The Brewers announced Tuesday that they’ve selected the contract of veteran right-hander Brad Boxberger. He’ll join the club for their matchup against the Cubs and take the recently traded Orlando Arcia’s spot on the active roster. Righty Justin Topa was transferred to the 60-day injured list to open a spot on the 40-man roster.
Boxberger, 32, is a veteran of nine big league seasons who has ample experience as both a closer and setup man. He spent the 2020 season setting up for Brandon Kintzler in Miami, pitching to a 3.00 ERA with a 22.8 percent strikeout rate and 10.1 percent walk rate. It’s been awhile since his peak at this point, but Boxberger posted a 2.94 ERA through his first 177 1/3 MLB frames from 2012-15 and led the American League with 41 saves for the 2015 Rays.
In the five seasons since that stretch, Boxberger’s entire body of work has been solid enough, but he’s lacked consistency on a year-over-year basis. He’ll look to continue last year’s success while hopefully putting a rocky Spring Training effort behind him; in nine spring frames with the Brewers, Boxberger was tagged for eight earned runs on 10 hits, although his 14-to-1 K/BB ratio was certainly more encouraging.
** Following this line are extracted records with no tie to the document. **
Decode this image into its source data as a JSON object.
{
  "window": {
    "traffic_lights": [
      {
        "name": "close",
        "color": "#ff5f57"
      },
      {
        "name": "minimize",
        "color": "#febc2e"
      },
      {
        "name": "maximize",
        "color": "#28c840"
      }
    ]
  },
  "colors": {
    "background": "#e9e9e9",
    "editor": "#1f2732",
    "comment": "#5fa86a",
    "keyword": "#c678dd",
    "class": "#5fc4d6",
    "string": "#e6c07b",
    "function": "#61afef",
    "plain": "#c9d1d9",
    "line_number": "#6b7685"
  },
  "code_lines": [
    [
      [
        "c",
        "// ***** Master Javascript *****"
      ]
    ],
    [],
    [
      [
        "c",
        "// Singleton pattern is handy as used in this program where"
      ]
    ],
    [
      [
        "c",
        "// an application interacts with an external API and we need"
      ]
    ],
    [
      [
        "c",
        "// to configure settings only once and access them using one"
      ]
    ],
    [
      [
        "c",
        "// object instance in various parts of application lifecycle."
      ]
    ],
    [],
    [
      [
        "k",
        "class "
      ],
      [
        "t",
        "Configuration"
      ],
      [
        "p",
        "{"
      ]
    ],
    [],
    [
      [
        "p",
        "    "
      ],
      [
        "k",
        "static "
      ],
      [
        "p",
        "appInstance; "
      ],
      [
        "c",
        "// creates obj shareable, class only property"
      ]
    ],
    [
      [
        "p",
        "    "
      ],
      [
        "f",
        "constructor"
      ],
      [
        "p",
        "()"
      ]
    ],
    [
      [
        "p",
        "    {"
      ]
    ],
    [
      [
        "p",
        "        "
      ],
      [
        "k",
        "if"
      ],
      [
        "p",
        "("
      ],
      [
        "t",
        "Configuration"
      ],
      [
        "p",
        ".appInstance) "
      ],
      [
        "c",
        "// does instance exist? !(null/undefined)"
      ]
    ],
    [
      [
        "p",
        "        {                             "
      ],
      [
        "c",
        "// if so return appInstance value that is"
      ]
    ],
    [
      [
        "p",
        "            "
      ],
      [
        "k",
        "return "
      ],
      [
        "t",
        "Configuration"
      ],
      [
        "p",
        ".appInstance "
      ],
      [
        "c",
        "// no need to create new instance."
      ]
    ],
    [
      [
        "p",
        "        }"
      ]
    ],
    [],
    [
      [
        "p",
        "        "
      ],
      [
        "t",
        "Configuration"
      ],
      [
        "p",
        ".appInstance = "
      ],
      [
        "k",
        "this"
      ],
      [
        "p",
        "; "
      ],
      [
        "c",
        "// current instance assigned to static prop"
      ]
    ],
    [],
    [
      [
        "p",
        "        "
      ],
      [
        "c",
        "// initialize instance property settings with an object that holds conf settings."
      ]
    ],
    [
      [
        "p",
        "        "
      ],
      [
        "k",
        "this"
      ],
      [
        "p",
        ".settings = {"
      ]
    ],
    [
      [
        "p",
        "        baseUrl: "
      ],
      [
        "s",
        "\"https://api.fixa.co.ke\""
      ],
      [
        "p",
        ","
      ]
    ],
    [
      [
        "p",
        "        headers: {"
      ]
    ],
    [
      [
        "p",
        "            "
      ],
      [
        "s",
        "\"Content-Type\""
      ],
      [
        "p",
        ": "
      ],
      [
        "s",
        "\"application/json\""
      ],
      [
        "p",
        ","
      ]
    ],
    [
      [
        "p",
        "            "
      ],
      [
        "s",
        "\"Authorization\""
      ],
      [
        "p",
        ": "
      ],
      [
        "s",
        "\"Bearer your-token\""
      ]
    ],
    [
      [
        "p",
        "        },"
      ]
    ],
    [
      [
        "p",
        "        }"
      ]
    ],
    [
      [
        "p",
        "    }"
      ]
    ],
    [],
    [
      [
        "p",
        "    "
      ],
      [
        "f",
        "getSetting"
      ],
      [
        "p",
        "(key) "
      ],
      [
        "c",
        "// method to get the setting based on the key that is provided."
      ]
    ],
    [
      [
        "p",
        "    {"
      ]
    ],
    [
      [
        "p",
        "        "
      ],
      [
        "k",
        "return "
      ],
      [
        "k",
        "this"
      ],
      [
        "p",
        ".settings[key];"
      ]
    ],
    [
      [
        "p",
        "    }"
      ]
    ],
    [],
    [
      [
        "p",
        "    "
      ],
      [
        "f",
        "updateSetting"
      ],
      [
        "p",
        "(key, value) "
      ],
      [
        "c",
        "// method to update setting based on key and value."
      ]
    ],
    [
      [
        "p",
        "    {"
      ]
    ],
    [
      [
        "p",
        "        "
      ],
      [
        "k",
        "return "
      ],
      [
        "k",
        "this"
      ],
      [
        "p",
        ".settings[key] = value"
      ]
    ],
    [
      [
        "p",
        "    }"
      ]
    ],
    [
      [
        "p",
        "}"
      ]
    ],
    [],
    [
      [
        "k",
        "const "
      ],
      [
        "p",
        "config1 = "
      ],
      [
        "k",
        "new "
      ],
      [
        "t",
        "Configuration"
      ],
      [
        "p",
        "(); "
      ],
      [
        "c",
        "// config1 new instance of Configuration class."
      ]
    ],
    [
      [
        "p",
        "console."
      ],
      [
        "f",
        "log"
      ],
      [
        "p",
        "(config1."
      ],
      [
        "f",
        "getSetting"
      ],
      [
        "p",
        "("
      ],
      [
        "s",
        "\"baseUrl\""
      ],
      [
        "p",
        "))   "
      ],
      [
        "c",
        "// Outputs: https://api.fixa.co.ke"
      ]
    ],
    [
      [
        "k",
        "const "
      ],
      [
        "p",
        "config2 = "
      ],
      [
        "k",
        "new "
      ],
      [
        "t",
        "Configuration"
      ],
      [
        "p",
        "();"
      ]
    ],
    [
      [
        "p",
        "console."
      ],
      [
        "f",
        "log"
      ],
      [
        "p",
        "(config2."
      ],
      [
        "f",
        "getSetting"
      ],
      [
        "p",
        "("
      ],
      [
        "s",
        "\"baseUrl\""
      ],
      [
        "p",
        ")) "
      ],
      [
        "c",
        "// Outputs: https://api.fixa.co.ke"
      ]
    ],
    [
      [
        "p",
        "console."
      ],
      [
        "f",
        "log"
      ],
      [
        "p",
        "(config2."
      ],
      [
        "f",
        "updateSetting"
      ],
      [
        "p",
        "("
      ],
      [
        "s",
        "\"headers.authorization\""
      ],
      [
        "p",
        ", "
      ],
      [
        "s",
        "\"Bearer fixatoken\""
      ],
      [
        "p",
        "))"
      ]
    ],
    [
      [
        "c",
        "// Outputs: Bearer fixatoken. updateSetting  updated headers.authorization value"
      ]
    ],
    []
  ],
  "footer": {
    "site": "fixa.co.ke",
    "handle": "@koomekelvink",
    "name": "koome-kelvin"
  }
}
Luc (Soto 3rd best in the game)
Decent pitcher
The Baseball Fan
If Boxberger is with the Brewers… Now he can start a sports bar!
Hosmer for HOF
You know how last names can represent the historical trade of someone’s family? Like Schumacher = shoemaker or Schmidt = -smith?… Absolutely no clue what “of stone boxes” would even mean in Germany Austria.
hiflew
If you writing about his history in the league, shouldn’t you mention he is a former AL All Star? This guy was truly legit elite for a couple of years, not just a solid reliever.
mlb1225
Solid RHP reliever describes Boxberger. He was never elite though. Even in his one All-Star season, he had a 3.71 ERA/4.26 FIP/1.365 WHIP. Only has ever once had an ERA and FIP both below 4, that being in 2017.
hiflew
Depends on what you look at. You can cherry pick any stat to back up an argument. In 2014 he had a 2.37 ERA and a WHIP of 0.835 in 64 games. That is elite. Regardless if you get chosen (not fan elected) for an All Star Team at any time, you are an elite baseball player.
whyhayzee
Yes, the word Star is right there in the name of the game. Seems obvious enough. I guess it’s an argument of semantics regarding the word elite.
Ry.the.Stunner
That’s not elite for a reliever. Elite for a reliever would be like 0.00 to 1.50 ERA level. 2.37 would fall in the elite category for a starting pitcher, but probably more like “very very good” for a relief pitcher.
Kansas_City
Well, he got a one out save today with a 94 MPH fastball right down the middle that Happ popped out to left field with bases loaded in 4 to 2 Brewer win. Funny, in 2019, he did exactly the same thing for Royals on opening day (one out save on a fat pitch) and then got rocked the rest of the year with no more saves. Happ must have been looking for the change up or trying to go to left to beat the shift and tie the game with a single.
Don’t think Boxberger was ever quite “elite.” Seems like a good guy though. I hope he does well.
Old Royal favorite LoCain hit two HR’s today to provide all runs in the Brewer victory at Wrigley.